Did you know that the land where Disneyland Paris sits was once the site of high society during medieval times? The field of La Marne, located close to Lagny, hosted the largest jousting tournament in Europe in November 1179 to celebrate the coronation of King Philip Augustus. The event hosted more than 3,000 guests, including Richard, Duke of Aquitaine (the future King Richard “The Lionheart”), who is featured in the 1973 animated film, “Robin Hood.”
This history can be found in Fantasyland’s Castle Courtyard, where Le Carrousel de Lancelot is located. Inspired by the character Chrétien de Troyes imagined in the 12th century, this attraction has 86 horses with 16 on the outer row wearing their caparison — a cloth covering laid over a horse for protection and decoration during tournaments.
The attraction is covered by a canopy similar to the knights’ tents, and supported by lances like those used during jousting. The theming continues in the store La Ménagerie du Royaume with a cartoon image of Goofy. Under the canopy, nine paintings depict moments in Lancelot’s life, including his knighting by King Arthur, who gave him the honor with his sword, Excalibur.
This sword of legend, stuck in an anvil, can be found in miniature form at Le Pays des Contes de Fées and in actual size in the Castle Courtyard.
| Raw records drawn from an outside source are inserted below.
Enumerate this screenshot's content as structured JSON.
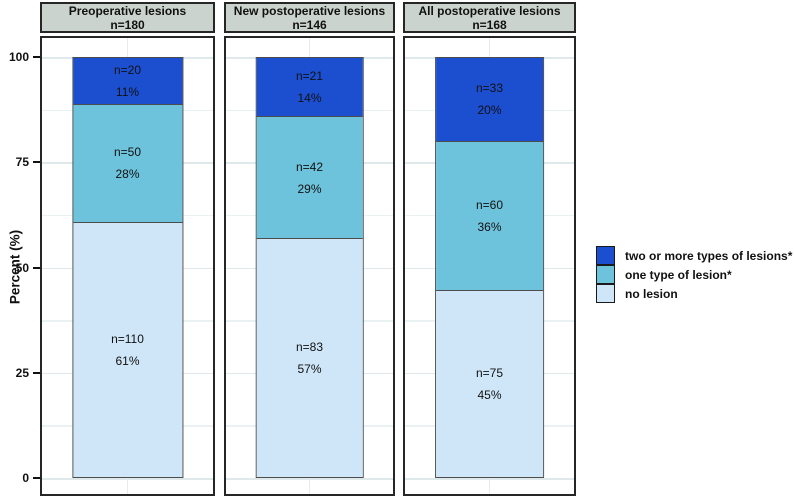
{
  "chart_data": {
    "type": "bar",
    "variant": "stacked-percent",
    "orientation": "vertical",
    "ylabel": "Percent (%)",
    "ylim": [
      0,
      100
    ],
    "yticks": [
      0,
      25,
      50,
      75,
      100
    ],
    "minor_gridline_step": 12.5,
    "grid": "horizontal major and minor lines, light gray; one vertical centerline per facet",
    "legend_position": "right",
    "panels": [
      {
        "title": "Preoperative lesions",
        "subtitle": "n=180",
        "segments": [
          {
            "series": "two or more types of lesions*",
            "n": 20,
            "percent": 11,
            "label_n": "n=20",
            "label_pct": "11%",
            "color": "#1c4ed0"
          },
          {
            "series": "one type of lesion*",
            "n": 50,
            "percent": 28,
            "label_n": "n=50",
            "label_pct": "28%",
            "color": "#6ec3dc"
          },
          {
            "series": "no lesion",
            "n": 110,
            "percent": 61,
            "label_n": "n=110",
            "label_pct": "61%",
            "color": "#cfe6f8"
          }
        ]
      },
      {
        "title": "New postoperative lesions",
        "subtitle": "n=146",
        "segments": [
          {
            "series": "two or more types of lesions*",
            "n": 21,
            "percent": 14,
            "label_n": "n=21",
            "label_pct": "14%",
            "color": "#1c4ed0"
          },
          {
            "series": "one type of lesion*",
            "n": 42,
            "percent": 29,
            "label_n": "n=42",
            "label_pct": "29%",
            "color": "#6ec3dc"
          },
          {
            "series": "no lesion",
            "n": 83,
            "percent": 57,
            "label_n": "n=83",
            "label_pct": "57%",
            "color": "#cfe6f8"
          }
        ]
      },
      {
        "title": "All postoperative lesions",
        "subtitle": "n=168",
        "segments": [
          {
            "series": "two or more types of lesions*",
            "n": 33,
            "percent": 20,
            "label_n": "n=33",
            "label_pct": "20%",
            "color": "#1c4ed0"
          },
          {
            "series": "one type of lesion*",
            "n": 60,
            "percent": 36,
            "label_n": "n=60",
            "label_pct": "36%",
            "color": "#6ec3dc"
          },
          {
            "series": "no lesion",
            "n": 75,
            "percent": 45,
            "label_n": "n=75",
            "label_pct": "45%",
            "color": "#cfe6f8"
          }
        ]
      }
    ],
    "legend": {
      "items": [
        {
          "label": "two or more types of lesions*",
          "color": "#1c4ed0"
        },
        {
          "label": "one type of lesion*",
          "color": "#6ec3dc"
        },
        {
          "label": "no lesion",
          "color": "#cfe6f8"
        }
      ]
    }
  },
  "colors": {
    "strip_bg": "#cbd3cf",
    "panel_border": "#262626",
    "bar_border": "#4d4d4d",
    "grid_major": "#dfe9eb",
    "grid_minor": "#eaf1f2",
    "text": "#111111"
  }
}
Since Disneyland Paris opened in 1992, many guests have tried to pull the sword from the stone, especially during “The Sword in the Stone” show in 1994.
These two references to the sword directly point to Disney’s classic animated feature, “The Sword in the Stone” from 1963, which was based on the novel of the same name written by T.H. White and published in 1938. Walt Disney acquired the film rights to the novel the following year, as he immediately saw the potential in this story filled with adventure, humor and magic, which depicts the apprenticeship of young Arthur (then referred to as Wart) and his tutor. A few years after the film was released, Disney animator Bill Peet admitted using Walt’s face — especially his nose and eyebrows — as inspiration for the character of Merlin.
Another location that references Merlin at Disneyland Paris is inside Sleeping Beauty Castle, where a store called “Merlin L’enchanteur” bears his name and includes many references to the film. The tree supporting one of the arches is similar to Merlin’s house in the forest, and the stones and beams, intricately arranged, conjure up the fragile north tower of Sir Ector’s castle.
It’s a fact that the film’s set designers had fun putting together lists of furniture, models and other accessories to decorate the magician’s interior. This store is packed with strange objects, inventions, and magic items. Meanwhile, a sign, trinket, and owl-shaped mantlepiece invoke Archimedes, Merlin’s winged companion.
That’s not all, however! The door at the back of the workshop opens to a mysterious staircase that leads down to the bowels of Sleeping Beauty Castle. There you’ll find a giant, nearly 10-foot-tall and 80-foot-long Dragon — the largest Audio-Animatronic at Disneyland Paris. When asleep, the dragon will snore, grunt, and sigh. From time to time, it even gets the hiccups.
Who knows what relationship the magician and this fearsome creature have? Have they always known each other, or has the magician tamed it at one time or other? What is certain is that the dragon is no longer hostile; if it was once in chains, this is no longer the case. But be warned should you step too close — it doesn’t like to be woken up!